Anyway, if you find this stuff interesting at all, you really should check out the book.  And here’s some good stuff from a Q&A:

Q: What’s the biggest misunderstanding about human metabolism?

A: We’re told — through fitness magazines, diet fads, online calorie counters — that the energy we burn each day is under our control: if we exercise more, we’ll burn more calories and burn off fat. It’s not that simple! Your body is a clever, dynamic product of evolution, shifting and adapting to changes in our lifestyle.

Q: In your book you say we’re driven to magical thinking when it comes to calories. What do you mean by that?

A: Because our body is so clever and dynamic, and because humans are just bad at keeping track of what we eat, it’s awfully hard to keep track of the calories we consume and burn each day. That, along with the proliferation of fad diets and get-thin-quick schemes, has led to this idea that “calories don’t matter.” That’s magical thinking. Every ounce of your body — including every calorie of fat you carry — is food you consumed and didn’t burn off. If we want to lose weight, we must eat fewer calories than we burn. It really comes down to that.

Q: Some people say that if the cavemen didn’t eat it, we shouldn’t either. What does research show about what foods are “natural” for humans to eat?

A: There’s no singular, natural human diet. Hunter-gatherers like the Hadza eat a diverse mix of plant and animal foods that varies day to day, month to month, and year to year. There’s even more dietary diversity when we look across populations. Humans are built to thrive on a wide variety of diets — just about everything is on the menu.

That said, the ultra-processed foods we’re inundated with in our modern industrialized world really are unnatural. There are no Twinkies to forage in the wild. Those foods are literally engineered to be overconsumed, with a mix of flavors that overwhelm our brain’s ability to regulate our appetites. Now, it is still possible to lose weight on a Twinkie diet (I’m not recommending it!), if you’re very strict about the calories eaten per day.
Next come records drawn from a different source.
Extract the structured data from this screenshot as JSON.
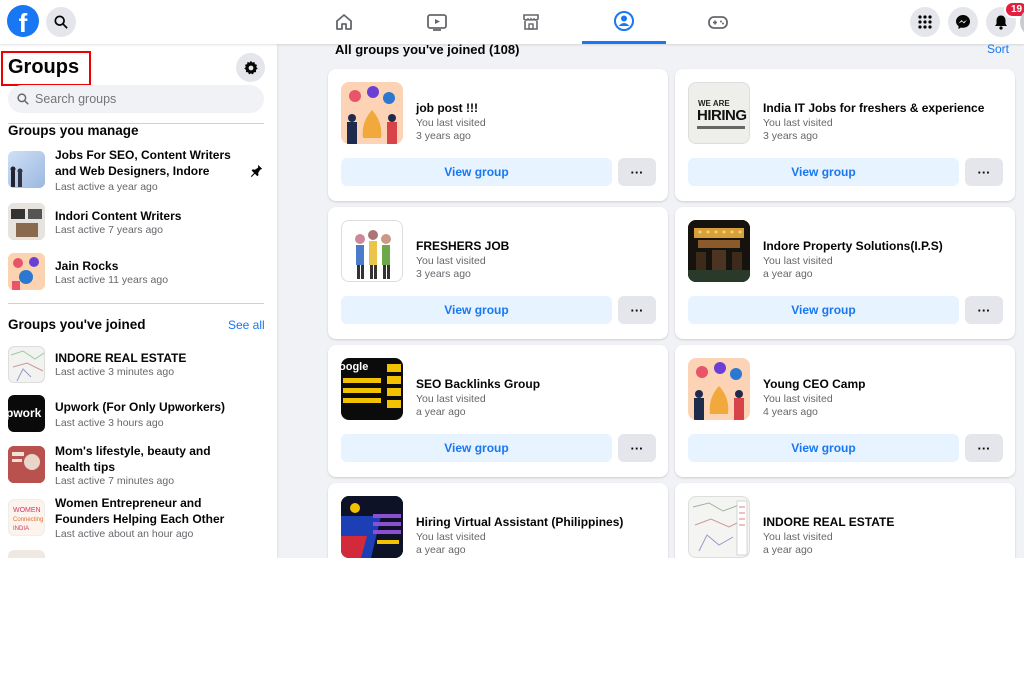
{
  "topbar": {
    "logo_letter": "f",
    "notification_count": "19"
  },
  "sidebar": {
    "title": "Groups",
    "search_placeholder": "Search groups",
    "manage_heading": "Groups you manage",
    "joined_heading": "Groups you've joined",
    "see_all": "See all",
    "managed": [
      {
        "name": "Jobs For SEO, Content Writers and Web Designers, Indore",
        "sub": "Last active a year ago"
      },
      {
        "name": "Indori Content Writers",
        "sub": "Last active 7 years ago"
      },
      {
        "name": "Jain Rocks",
        "sub": "Last active 11 years ago"
      }
    ],
    "joined": [
      {
        "name": "INDORE REAL ESTATE",
        "sub": "Last active 3 minutes ago"
      },
      {
        "name": "Upwork (For Only Upworkers)",
        "sub": "Last active 3 hours ago"
      },
      {
        "name": "Mom's lifestyle, beauty and health tips",
        "sub": "Last active 7 minutes ago"
      },
      {
        "name": "Women Entrepreneur and Founders Helping Each Other",
        "sub": "Last active about an hour ago"
      }
    ]
  },
  "main": {
    "heading": "All groups you've joined (108)",
    "sort": "Sort",
    "view_label": "View group",
    "more_label": "···",
    "cards": [
      {
        "name": "job post !!!",
        "sub1": "You last visited",
        "sub2": "3 years ago"
      },
      {
        "name": "India IT Jobs for freshers & experience",
        "sub1": "You last visited",
        "sub2": "3 years ago"
      },
      {
        "name": "FRESHERS JOB",
        "sub1": "You last visited",
        "sub2": "3 years ago"
      },
      {
        "name": "Indore Property Solutions(I.P.S)",
        "sub1": "You last visited",
        "sub2": "a year ago"
      },
      {
        "name": "SEO Backlinks Group",
        "sub1": "You last visited",
        "sub2": "a year ago"
      },
      {
        "name": "Young CEO Camp",
        "sub1": "You last visited",
        "sub2": "4 years ago"
      },
      {
        "name": "Hiring Virtual Assistant (Philippines)",
        "sub1": "You last visited",
        "sub2": "a year ago"
      },
      {
        "name": "INDORE REAL ESTATE",
        "sub1": "You last visited",
        "sub2": "a year ago"
      }
    ]
  },
  "thumb_text": {
    "hiring_line1": "WE ARE",
    "hiring_line2": "HIRING",
    "upwork": "pwork",
    "google": "oogle"
  }
}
But we need to be really careful about how we incorporate ultra-processed foods into our daily diets, because they are calorie bombs that drive us to overconsume.
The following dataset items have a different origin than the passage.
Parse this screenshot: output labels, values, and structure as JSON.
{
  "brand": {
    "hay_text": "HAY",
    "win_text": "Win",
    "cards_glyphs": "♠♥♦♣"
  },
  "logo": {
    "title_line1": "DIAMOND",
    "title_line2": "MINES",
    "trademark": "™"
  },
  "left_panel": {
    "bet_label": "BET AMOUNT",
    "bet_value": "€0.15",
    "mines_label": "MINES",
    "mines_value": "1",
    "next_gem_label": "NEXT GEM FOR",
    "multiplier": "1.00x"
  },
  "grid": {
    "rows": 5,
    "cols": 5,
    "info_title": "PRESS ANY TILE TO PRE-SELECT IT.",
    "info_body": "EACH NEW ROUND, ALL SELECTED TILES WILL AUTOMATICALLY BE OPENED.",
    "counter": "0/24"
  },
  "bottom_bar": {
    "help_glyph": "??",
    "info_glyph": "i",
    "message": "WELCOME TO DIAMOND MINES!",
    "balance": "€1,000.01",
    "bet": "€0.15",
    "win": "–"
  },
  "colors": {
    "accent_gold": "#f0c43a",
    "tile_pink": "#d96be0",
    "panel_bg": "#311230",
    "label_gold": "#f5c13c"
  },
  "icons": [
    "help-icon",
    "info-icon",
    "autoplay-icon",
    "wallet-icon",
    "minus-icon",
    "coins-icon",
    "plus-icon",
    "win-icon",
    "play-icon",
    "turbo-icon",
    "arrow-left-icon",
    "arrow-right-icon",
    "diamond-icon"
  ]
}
Q: If we could time travel, what would our hunter-gatherer ancestors make of our industrialized diet today?

A: We don’t even need to imagine — We are those hunter-gatherers! Biologically, genetically, we are the same species that we were a hundred thousand years ago, when hunting and gathering were the only game in town. When we’re confronted with modern ultra-processed foods, we struggle. They are engineered to be delicious, and we tend to overconsume.